Papandreou's Gamble: a tale of two defaults

It's clear that Papandreou's decision to hold a referendum on the latest Eurozone agreement, without even informing his cabinet of his decision, is a massive political gamble to restore his authority. The further reduction of the government's parliamentary majority, and the firing of the entire chiefs of staff reveal the instability of the government.

On the European level the problem with the referendum is not so much that people are being given a say - though there are probably elements that argue that, there needs to be a democratic buy-in of the Greek people into any plan for it to work properly - rather that it crystalises the issue. When presented with the referendum the Greek people will be asked to say yes or no to the deal: a yes would mean buying into the process so far and imply support for however it evolves; a no would mean the end to the loans, complete default (along with the instant austerity that the inability to fund the deficit implies) and probable exit of the Eurozone.

While this could be a clever move by Papandreou to bounce the electorate into supporting the government in a choice between two defaults, for the Eurozone it raises the spectre of a non-negotiatable stance, and a toxic debt fallout that will force a decision over Italy. Though Greece probably needs more haircuts over time and a plan for growth so it can service its remaining debts and rebuild its economy, this slow evolution of the Greek Crisis (though not necessarily inevitably moving in that direction) has been short-circuited by the referendum announcement. A "No" would mean that Greece would be dropped so the Eurozone could deal with Italy.

There has to be a real buy-in by the Greek people in the solution to the crisis: with all the strikes and the uncollected taxes, Greece can't recover unless there is a majority for reforming the state and the economy. With, as EUObserver reports:

"Polls over the weekend put Greek popular opposition to the new EU deal at 60 percent and the viability of the government is under threat from rolling general strikes and frequently violent protests that reach almost every quarter of the country.

At the same, polls put support for retention of the euro at 70 percent."

the binary choice of default within or outside the Eurozone might pass, and offer the Greek public to decide whether or not they want to be part of the Eurozone deal - and how much they want to be part of the Eurozone. But in the absence of a real debate about other options - however workable - that a parliamentary election might allow (essentially forcing the government and opposition to set out their alternatives), it's hard to see how much a "yes" vote would signal acceptance of the Eurozone's direction, and how much it would constitute a democratic buy-in by the Greek people.

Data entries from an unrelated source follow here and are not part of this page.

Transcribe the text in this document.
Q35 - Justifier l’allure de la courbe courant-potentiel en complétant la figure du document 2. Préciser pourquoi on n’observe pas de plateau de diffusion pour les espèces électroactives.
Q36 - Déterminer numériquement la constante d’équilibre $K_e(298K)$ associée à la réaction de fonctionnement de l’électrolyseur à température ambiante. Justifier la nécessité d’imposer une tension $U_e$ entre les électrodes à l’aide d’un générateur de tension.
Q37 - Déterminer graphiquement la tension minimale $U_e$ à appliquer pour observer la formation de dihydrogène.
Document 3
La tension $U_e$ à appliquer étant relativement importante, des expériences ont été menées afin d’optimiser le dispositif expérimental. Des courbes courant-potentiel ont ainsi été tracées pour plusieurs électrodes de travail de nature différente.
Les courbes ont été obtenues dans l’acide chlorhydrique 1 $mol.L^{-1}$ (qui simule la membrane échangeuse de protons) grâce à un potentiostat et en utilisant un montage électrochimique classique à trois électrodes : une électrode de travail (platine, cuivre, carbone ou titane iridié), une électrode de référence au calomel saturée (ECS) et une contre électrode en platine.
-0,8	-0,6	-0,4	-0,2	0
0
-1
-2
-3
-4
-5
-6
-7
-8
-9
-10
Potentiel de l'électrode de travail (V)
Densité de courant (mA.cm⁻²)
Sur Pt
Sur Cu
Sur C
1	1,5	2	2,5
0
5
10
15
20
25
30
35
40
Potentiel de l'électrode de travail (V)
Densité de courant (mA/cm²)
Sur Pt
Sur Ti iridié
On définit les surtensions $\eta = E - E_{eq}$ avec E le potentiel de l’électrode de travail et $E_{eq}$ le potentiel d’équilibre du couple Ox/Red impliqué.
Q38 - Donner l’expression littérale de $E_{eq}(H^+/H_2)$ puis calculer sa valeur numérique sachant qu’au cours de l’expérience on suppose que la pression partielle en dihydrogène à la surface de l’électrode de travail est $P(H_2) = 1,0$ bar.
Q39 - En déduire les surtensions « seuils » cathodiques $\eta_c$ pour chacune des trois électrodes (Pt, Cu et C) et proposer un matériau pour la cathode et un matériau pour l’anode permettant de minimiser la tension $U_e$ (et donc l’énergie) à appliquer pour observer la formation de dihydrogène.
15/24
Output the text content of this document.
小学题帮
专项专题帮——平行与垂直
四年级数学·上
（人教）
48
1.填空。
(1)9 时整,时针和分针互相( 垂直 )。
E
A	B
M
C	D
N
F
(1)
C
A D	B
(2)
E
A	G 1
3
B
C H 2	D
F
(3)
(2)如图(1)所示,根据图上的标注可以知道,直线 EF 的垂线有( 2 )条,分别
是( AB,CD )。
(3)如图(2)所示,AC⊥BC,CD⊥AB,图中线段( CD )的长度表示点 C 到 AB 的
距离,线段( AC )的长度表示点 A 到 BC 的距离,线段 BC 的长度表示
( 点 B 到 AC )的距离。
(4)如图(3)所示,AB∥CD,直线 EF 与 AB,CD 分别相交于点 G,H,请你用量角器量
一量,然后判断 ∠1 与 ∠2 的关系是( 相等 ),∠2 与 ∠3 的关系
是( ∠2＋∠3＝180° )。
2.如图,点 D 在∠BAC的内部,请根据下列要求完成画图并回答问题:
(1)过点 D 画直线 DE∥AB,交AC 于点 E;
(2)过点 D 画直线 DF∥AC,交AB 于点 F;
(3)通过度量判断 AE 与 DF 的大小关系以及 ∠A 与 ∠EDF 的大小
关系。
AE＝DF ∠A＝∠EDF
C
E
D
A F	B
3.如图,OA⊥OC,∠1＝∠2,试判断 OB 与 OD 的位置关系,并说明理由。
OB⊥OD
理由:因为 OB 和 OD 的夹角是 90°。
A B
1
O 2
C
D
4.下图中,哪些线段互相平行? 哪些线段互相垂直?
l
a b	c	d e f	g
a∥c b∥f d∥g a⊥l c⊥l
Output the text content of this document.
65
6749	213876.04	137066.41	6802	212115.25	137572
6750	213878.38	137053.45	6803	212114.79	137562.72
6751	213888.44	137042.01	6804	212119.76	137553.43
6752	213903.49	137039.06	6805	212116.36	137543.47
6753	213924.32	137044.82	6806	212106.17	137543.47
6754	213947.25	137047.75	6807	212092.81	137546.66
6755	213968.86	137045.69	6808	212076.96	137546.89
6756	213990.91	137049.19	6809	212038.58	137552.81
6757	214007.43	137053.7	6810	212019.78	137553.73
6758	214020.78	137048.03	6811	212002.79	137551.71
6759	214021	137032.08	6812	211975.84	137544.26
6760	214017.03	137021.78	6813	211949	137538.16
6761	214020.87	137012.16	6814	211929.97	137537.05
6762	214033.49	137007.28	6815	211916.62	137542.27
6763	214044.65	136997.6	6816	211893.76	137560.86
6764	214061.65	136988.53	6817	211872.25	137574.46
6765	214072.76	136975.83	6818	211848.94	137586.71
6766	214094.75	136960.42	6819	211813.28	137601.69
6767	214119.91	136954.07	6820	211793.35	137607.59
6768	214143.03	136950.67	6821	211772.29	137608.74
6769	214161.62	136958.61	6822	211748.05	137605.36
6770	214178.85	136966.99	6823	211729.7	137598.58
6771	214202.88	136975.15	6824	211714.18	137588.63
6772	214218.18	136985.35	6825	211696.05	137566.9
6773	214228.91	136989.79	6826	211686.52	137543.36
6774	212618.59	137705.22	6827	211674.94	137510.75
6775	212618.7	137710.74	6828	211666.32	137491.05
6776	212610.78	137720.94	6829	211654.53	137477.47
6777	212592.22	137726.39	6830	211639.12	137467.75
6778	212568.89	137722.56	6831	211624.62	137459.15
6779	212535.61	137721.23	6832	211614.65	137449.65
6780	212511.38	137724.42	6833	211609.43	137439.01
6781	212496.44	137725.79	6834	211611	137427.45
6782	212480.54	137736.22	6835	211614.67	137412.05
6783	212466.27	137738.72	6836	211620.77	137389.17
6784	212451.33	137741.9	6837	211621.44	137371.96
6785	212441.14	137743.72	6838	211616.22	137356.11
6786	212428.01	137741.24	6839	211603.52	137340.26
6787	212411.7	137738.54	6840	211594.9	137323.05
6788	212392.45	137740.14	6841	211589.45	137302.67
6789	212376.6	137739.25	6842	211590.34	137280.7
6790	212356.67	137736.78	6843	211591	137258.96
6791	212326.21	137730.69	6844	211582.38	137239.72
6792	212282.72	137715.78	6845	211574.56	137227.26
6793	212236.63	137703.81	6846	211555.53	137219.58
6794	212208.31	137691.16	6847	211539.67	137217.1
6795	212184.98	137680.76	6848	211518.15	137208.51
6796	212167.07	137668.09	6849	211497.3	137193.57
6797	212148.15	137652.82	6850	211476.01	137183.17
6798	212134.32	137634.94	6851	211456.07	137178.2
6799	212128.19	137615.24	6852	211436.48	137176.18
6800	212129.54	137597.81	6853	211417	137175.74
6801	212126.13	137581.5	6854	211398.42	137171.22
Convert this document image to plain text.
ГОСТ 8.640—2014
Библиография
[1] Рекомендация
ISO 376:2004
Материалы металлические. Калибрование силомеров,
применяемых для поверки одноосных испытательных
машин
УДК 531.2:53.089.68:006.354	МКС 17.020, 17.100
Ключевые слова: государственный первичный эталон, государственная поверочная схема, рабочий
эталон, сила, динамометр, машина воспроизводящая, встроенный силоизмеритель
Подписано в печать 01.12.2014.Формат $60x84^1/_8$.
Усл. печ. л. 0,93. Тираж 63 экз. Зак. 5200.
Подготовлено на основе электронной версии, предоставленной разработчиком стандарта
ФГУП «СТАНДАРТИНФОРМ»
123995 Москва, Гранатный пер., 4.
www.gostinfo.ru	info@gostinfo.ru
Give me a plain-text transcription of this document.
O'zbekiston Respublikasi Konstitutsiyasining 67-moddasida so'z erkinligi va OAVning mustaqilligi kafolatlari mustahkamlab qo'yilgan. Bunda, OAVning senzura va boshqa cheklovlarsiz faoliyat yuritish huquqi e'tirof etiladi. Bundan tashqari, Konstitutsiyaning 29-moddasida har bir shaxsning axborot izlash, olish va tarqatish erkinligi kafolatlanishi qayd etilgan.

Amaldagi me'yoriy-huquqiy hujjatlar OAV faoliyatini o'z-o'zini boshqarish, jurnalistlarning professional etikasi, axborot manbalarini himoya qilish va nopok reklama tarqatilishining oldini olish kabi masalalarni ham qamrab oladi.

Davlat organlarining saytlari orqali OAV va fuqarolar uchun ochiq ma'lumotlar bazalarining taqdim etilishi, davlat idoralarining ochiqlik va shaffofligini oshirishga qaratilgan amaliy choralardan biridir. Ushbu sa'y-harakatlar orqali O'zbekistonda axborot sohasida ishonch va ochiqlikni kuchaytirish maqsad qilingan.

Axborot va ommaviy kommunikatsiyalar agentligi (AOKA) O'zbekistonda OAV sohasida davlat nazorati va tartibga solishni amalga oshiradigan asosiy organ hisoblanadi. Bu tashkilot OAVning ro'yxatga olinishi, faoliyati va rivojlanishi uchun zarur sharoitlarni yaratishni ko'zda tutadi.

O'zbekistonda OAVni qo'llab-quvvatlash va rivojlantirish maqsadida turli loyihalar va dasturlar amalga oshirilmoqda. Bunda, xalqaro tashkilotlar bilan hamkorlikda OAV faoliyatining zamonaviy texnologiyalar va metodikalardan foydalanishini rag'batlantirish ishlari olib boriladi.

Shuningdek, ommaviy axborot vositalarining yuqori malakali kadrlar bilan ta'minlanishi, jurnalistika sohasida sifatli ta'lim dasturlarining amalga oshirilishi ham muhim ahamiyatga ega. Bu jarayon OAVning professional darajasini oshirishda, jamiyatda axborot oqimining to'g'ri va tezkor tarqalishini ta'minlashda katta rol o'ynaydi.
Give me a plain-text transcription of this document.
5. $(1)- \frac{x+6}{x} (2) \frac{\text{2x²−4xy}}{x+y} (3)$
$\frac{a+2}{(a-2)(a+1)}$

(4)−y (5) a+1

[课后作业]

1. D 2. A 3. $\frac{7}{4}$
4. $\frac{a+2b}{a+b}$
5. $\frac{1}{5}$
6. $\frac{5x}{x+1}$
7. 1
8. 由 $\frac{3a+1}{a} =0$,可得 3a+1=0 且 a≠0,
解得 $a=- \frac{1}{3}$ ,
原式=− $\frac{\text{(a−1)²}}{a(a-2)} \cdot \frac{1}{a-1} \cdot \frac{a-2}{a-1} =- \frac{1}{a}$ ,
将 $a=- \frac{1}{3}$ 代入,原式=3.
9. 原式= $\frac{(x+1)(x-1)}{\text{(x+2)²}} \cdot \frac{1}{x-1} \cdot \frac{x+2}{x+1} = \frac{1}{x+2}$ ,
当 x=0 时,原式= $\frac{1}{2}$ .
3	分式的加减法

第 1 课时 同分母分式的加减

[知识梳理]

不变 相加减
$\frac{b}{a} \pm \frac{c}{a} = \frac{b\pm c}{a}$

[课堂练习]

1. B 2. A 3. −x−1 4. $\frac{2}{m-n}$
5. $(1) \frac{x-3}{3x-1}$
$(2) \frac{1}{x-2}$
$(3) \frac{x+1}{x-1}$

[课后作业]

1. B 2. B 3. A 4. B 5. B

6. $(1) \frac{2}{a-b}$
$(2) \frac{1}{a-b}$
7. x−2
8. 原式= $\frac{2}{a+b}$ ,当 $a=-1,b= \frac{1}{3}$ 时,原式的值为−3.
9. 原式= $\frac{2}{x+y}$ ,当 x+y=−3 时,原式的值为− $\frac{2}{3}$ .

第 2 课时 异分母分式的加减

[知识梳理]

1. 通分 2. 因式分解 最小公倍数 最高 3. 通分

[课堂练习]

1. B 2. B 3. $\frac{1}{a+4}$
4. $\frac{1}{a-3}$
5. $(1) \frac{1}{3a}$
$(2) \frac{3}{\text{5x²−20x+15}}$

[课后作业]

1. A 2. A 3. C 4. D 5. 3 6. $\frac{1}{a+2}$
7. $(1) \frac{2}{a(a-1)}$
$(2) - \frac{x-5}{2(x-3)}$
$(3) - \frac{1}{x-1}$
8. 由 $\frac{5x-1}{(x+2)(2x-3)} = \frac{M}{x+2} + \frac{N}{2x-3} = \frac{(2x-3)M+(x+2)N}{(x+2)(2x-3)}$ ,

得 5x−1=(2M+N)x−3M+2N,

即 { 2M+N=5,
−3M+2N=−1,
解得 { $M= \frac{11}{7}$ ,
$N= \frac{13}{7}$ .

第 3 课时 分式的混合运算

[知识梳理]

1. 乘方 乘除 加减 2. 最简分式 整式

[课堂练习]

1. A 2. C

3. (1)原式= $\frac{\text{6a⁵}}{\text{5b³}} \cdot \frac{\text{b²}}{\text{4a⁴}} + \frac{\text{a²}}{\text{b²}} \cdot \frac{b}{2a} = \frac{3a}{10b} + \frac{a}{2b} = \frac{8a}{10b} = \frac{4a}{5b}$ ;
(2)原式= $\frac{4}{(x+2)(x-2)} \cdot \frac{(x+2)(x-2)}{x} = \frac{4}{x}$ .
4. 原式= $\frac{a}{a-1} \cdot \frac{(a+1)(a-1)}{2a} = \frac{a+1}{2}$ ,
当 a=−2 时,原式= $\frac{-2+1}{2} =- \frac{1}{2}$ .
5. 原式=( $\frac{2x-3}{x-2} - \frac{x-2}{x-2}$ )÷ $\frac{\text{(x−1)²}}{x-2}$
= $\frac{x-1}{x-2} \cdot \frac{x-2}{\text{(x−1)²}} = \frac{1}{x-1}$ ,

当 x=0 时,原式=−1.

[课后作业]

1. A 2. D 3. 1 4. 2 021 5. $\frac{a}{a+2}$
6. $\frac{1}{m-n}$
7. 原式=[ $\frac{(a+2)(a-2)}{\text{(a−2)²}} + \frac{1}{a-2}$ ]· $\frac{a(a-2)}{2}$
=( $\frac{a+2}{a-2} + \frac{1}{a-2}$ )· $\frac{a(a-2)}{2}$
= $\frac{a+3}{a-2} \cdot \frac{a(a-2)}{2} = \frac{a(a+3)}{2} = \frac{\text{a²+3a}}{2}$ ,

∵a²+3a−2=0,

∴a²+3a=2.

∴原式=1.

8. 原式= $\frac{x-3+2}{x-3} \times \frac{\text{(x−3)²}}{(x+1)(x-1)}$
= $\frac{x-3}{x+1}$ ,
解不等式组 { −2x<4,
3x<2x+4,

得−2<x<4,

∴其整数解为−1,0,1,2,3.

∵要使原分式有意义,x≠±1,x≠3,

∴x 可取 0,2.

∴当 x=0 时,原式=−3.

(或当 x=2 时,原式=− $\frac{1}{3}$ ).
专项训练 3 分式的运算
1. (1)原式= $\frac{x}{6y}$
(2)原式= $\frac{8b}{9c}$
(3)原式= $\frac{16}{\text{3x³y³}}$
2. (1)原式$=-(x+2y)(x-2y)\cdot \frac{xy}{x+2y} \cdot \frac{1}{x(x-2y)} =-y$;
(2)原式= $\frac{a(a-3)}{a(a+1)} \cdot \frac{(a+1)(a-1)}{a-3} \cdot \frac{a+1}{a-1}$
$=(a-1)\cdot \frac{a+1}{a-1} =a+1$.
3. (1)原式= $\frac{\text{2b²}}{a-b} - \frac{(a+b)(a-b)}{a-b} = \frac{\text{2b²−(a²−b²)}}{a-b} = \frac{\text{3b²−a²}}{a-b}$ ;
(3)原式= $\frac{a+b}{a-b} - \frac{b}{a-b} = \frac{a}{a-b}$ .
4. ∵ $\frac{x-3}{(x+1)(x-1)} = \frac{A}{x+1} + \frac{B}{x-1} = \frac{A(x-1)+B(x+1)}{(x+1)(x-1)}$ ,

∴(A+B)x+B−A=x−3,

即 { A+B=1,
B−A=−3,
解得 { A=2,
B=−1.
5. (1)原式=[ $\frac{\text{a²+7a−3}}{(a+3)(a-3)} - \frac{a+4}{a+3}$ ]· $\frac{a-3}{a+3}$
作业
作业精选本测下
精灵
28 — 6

It may turn out to be a masterstroke by Papandreou: giving the people a greater say and building a wider consensus in society, or it could backfire, either as a No, or as a Yes with no real substance to it. In any case, the Greek people are caught in a tale of two defaults, with an unenviable decision.

Edit: While I'm slightly sceptical of the referendum because of its limited choice, Polscieu has written a great post in favour of it.